Пушкин опять заговорил об «Ученых женщинах».
– Между ними и обоими мужчинами нет никакой разницы, – сказал он. – Они смешны своим выискиванием слов, точно так же, как Триссотен и Вадиус; и я не вижу, при чем тут их пол? Он не делает их смешнее в этом случае.
Вяземский спросил:
– Что же ты из этого заключаешь?
– А то, что дурак и дура, педант и педантка, кокетка и фат стоят друг друга, что глупая и педантичная женщина не глупее и не педантичнее дурака и педанта. Тут дело не в том, женщина это или мужчина; здесь пол ни при чем. Кокетка все-таки лучше фата…
– Потому что она любезничает с тобой, – заметил Тургенев.
Все засмеялись, а Пушкин возразил:
– Или со мной, или с кем-нибудь другим… но, во всяком случае, кокетство прекрасного пола довольно лестно для некрасивого пола; женщины ищут нашего внимания.
– И это раздувает тщеславие, присущее сильному полу в такой же мере, как и слабому, – сказал ему Полетика, – это-то и создает фатов.
– Фат отличается от кокетки, – сказал Пушкин, – он думает, что нравится, а она хочет понравиться.
Вяземский опять проворчал:
– Когда женщины восхищаются твоими стихами, Пушкин, как ты думаешь, хотят они тебе нравиться?
– Да, иногда; другие же восхищаются в самом деле стихами, и это для меня еще приятнее, так как мои стихи – мои дети.
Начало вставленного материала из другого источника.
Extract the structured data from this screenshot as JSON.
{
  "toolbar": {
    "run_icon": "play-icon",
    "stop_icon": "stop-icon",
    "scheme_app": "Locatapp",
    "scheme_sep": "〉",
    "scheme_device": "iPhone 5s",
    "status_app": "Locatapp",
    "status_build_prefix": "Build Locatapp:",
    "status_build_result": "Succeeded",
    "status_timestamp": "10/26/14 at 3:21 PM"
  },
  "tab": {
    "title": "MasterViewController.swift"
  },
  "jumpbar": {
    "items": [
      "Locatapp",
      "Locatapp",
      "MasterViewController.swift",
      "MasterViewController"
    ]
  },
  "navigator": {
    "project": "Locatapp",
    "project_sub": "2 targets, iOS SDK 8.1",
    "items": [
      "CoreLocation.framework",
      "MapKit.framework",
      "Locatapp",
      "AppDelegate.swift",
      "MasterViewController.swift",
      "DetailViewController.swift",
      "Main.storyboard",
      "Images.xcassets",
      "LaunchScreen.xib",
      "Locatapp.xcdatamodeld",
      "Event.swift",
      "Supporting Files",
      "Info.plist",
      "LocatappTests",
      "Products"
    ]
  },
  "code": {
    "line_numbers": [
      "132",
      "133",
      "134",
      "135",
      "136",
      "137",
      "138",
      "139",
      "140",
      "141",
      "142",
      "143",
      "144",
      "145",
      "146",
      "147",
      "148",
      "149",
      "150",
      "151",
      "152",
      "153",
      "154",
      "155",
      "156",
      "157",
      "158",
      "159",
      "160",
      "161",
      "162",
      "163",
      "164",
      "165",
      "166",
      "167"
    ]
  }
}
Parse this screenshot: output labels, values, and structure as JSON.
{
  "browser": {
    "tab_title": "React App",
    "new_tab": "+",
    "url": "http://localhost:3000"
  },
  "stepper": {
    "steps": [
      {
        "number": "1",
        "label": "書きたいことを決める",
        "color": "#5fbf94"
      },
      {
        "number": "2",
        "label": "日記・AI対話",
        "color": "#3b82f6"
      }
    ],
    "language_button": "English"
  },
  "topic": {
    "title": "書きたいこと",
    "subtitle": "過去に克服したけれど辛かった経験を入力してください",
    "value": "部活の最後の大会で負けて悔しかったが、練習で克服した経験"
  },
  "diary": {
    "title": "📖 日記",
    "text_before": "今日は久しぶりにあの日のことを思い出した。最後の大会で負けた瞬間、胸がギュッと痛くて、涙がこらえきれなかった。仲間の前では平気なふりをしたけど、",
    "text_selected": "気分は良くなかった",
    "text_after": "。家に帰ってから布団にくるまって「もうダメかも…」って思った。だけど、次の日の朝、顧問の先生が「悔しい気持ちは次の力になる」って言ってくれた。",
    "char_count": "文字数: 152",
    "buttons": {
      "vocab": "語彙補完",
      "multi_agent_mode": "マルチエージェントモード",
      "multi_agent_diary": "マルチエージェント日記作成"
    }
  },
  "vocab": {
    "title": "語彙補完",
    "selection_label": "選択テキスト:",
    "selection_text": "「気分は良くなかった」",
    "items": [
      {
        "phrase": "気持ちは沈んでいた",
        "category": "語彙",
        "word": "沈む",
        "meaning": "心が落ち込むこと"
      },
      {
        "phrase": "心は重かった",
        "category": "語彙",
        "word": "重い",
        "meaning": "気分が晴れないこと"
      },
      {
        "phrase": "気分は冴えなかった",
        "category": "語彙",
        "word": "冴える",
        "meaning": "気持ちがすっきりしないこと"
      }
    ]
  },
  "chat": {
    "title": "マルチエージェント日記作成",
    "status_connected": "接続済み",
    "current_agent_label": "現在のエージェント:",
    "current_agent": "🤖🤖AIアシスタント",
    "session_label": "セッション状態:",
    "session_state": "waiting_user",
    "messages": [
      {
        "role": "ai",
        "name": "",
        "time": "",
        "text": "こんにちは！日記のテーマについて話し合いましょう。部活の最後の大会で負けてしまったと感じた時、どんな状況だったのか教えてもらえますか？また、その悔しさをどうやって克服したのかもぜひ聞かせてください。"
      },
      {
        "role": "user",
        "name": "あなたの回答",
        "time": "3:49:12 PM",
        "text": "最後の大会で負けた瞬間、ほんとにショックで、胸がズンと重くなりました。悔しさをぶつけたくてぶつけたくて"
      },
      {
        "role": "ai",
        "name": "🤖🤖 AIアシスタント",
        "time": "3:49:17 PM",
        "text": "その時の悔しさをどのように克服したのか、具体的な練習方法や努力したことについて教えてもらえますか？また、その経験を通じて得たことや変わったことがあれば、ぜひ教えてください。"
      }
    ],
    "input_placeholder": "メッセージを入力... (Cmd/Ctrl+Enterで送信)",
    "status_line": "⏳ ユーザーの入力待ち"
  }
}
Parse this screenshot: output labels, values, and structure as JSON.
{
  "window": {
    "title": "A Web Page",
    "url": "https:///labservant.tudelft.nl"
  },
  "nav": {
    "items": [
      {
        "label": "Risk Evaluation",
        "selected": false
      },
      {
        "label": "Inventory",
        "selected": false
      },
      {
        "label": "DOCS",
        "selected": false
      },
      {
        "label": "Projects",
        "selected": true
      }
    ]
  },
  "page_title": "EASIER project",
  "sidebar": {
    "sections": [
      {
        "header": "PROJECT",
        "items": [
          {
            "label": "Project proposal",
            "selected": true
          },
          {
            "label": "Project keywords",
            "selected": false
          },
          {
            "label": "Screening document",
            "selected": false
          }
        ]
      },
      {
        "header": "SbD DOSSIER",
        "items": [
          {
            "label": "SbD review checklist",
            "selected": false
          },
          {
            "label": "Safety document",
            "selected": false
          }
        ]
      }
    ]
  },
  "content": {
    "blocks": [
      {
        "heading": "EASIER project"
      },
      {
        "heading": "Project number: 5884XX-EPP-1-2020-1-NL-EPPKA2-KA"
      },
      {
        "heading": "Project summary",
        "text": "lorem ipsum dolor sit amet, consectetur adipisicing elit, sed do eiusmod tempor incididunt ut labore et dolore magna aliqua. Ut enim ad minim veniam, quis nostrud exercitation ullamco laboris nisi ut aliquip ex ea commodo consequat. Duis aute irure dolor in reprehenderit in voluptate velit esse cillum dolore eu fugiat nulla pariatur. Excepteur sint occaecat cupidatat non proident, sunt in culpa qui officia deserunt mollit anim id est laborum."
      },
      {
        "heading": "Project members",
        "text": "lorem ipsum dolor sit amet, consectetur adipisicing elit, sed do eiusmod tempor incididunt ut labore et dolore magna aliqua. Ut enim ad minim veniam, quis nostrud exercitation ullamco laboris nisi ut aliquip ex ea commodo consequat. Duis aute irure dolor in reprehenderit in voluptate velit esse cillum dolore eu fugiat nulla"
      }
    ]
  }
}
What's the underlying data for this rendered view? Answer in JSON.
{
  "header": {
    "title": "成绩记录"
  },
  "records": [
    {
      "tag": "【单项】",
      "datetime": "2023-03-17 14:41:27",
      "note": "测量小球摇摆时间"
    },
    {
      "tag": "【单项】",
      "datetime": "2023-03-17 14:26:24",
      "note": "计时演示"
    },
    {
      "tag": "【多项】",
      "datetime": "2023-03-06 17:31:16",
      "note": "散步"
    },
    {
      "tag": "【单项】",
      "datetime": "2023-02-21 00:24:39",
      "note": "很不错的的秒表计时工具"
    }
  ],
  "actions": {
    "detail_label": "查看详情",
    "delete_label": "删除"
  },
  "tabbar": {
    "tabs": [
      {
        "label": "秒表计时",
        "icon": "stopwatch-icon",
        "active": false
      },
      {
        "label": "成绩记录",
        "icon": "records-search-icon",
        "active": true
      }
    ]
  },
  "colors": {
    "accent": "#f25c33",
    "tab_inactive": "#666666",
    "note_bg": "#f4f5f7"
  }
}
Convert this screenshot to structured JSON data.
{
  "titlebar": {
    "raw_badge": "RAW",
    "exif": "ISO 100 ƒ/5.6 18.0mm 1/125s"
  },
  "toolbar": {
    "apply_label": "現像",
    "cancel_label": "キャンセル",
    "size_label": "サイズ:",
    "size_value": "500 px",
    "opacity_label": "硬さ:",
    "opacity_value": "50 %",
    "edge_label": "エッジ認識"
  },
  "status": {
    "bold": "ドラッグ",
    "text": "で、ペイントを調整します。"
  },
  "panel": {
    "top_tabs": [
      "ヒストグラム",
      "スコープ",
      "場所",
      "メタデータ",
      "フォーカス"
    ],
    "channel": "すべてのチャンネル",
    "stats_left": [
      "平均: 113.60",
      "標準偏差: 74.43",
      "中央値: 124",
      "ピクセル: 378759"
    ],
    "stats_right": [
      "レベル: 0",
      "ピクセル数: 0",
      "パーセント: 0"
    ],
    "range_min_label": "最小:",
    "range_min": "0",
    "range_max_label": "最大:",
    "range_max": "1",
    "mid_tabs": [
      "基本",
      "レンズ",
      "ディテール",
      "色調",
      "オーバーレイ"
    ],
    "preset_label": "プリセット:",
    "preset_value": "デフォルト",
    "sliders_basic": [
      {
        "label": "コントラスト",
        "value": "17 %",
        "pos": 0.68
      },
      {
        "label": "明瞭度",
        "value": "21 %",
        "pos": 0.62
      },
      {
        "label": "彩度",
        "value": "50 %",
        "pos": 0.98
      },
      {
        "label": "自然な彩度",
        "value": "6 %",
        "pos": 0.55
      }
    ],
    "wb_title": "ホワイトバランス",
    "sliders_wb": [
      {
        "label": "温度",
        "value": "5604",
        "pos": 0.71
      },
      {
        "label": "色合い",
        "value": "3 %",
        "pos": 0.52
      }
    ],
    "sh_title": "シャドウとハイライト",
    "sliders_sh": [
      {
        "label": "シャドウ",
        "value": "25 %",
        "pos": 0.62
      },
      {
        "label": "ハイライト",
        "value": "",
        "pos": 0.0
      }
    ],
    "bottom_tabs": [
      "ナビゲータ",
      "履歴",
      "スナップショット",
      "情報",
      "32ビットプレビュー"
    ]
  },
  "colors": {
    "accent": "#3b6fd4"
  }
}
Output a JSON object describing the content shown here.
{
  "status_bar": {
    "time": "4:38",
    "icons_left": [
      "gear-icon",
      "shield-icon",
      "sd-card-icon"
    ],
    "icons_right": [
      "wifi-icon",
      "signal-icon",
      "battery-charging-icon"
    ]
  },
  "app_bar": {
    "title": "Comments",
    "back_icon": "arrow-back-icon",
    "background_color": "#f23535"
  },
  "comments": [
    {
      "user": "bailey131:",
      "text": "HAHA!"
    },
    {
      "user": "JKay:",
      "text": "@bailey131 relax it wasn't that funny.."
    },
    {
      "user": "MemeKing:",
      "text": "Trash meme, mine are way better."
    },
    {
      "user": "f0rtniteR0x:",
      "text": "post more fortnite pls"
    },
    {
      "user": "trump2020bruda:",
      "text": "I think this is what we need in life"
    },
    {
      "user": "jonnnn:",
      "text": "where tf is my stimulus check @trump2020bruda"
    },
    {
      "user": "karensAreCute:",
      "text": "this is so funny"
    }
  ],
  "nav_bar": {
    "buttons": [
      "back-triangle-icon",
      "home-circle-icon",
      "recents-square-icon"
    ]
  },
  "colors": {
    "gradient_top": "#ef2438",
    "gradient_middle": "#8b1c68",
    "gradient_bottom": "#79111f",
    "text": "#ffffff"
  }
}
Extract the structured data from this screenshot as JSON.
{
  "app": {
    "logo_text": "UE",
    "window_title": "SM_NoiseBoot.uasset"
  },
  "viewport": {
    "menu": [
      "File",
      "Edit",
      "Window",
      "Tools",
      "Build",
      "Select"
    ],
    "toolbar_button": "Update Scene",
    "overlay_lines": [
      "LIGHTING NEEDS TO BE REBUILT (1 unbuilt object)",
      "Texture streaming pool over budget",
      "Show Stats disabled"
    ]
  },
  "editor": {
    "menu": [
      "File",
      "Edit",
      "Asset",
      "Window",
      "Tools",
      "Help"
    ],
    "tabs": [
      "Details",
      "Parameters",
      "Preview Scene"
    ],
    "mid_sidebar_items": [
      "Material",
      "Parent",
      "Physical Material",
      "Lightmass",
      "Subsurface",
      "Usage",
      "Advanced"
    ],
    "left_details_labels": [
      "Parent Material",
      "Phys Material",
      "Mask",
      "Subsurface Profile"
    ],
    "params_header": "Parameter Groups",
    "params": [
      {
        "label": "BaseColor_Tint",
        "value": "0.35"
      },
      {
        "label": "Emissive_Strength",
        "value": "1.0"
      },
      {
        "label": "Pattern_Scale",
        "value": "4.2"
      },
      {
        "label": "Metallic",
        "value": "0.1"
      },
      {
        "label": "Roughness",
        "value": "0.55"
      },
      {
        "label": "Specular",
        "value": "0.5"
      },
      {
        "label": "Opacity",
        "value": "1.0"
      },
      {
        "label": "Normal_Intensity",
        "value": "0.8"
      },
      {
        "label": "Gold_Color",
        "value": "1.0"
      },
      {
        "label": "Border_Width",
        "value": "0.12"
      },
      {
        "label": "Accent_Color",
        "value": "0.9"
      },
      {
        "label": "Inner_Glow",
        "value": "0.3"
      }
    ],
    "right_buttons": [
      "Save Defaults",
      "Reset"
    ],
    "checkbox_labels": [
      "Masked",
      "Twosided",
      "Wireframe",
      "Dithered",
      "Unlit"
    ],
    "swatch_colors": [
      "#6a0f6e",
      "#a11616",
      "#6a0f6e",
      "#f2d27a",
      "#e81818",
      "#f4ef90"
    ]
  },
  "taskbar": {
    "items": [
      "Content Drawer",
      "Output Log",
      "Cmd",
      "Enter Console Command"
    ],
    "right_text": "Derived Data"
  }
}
И я больше всего люблю женщин, искренно любящих поэзию, мою возлюбленную, мою обожаемую, мою царицу. Такие женщины приводят меня в восторг, даже если они говорят, чго тот или другой стих у меня плох. Это – мои друзья. Мольер смеялся над «Ridicules», но в конце концов, если женщина пренебрегает хозяйством для того, чтобы ездить на балы и вечера, если она не занимается детьми, а всю жизнь проводит с портнихами, с модистками и с утра бегает по магазинам – в каком отношении будет она лучшей женой и матерью, чем та, которая не занимается своим домом и детьми и переводит Евклида или читает Гомера? Можно быть образованной, даже ученой и исполнять свои обязанности. А я думаю, что иметь возможность беседовать со своей женой – большое удовольствие. Жуковский рассказывал мне, что немки, за исключением таких, как Рахель Варнгаген и некоторые другие, – очень скучны; жены профессоров, ученых и писателей – просто ключницы. Мужчины разговаривают между собою, а они болтают и делают тартинки, не выпуская вязанья. Это почтенно, но смертельно скучно.